2 December 2015
The Ukrainian Finance Ministry’s proposal to reform the Tax Code, published on Dec. 1, suggests certain changes to the taxation systems of farming companies as of 2016. Firstly, farmers will have to pay corporate income taxes at a rate of 20% compared to a tiny fixed agriculture tax currently. Secondly, farmers will be switched to the general system of VAT payments and thus won’t receive any more VAT subsidies. Thirdly, farmers and traders will also receive VAT redemptions on agri exports.
Roman Topolyuk: The implications of the different parts of the proposed changes will vary.

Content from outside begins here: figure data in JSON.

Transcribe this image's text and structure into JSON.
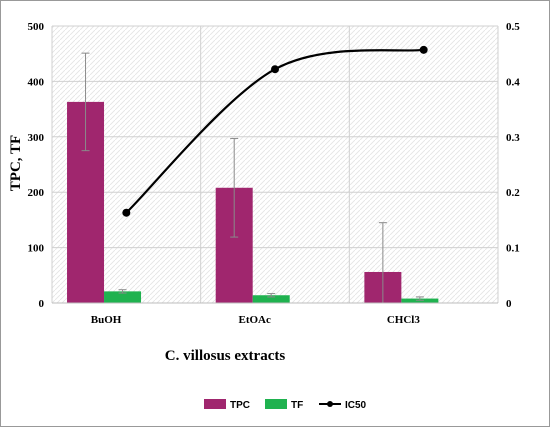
{
  "chart_data": {
    "type": "bar",
    "categories": [
      "BuOH",
      "EtOAc",
      "CHCl3"
    ],
    "xlabel": "C. villosus extracts",
    "ylabel": "TPC, TF",
    "ylim": [
      0,
      500
    ],
    "y2lim": [
      0,
      0.5
    ],
    "yticks": [
      0,
      100,
      200,
      300,
      400,
      500
    ],
    "y2ticks": [
      0,
      0.1,
      0.2,
      0.3,
      0.4,
      0.5
    ],
    "y2tick_labels": [
      "0",
      "0.1",
      "0.2",
      "0.3",
      "0.4",
      "0.5"
    ],
    "grid": true,
    "legend_position": "bottom",
    "series": [
      {
        "name": "TPC",
        "kind": "bar",
        "axis": "left",
        "color": "#A0266E",
        "values": [
          363,
          208,
          56
        ],
        "errors": [
          88,
          89,
          89
        ]
      },
      {
        "name": "TF",
        "kind": "bar",
        "axis": "left",
        "color": "#1FB24F",
        "values": [
          21,
          14,
          8
        ],
        "errors": [
          3,
          3,
          3
        ]
      },
      {
        "name": "IC50",
        "kind": "line",
        "axis": "right",
        "color": "#000000",
        "values": [
          0.163,
          0.422,
          0.457
        ],
        "smooth": true
      }
    ]
  }
}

The introduction of general corporate income taxes at a rate of 20% will for sure have negative effects on bottom lines. Abolishing the VAT subsidy will also have a negative impact on farmers, though it will be somewhat neutralized by the reintroduction of export VAT redemption, contrary to the current regime. Kernel (KER PW), for example, claims that such legislative changes in the VAT regime will have a positive impact on its farming segment’s EBITDA, as inflows from possible future VAT redemptions will outweigh the negative impact of the abolished VAT subsidy.
The most negatively exposed to the proposed VAT regime changes will be agriculture producers focusing on Ukraine’s domestic market, like MHP or Astarta, though for some reason the contribution of the VAT subsidy to their EBITDA declined recently. In 9M15, the VAT subsidy accounted for 12.3% of MHP’s EBITDA and 5.9% of Astarta’s, compared to 14.9% and 14.7% a year ago, respectively.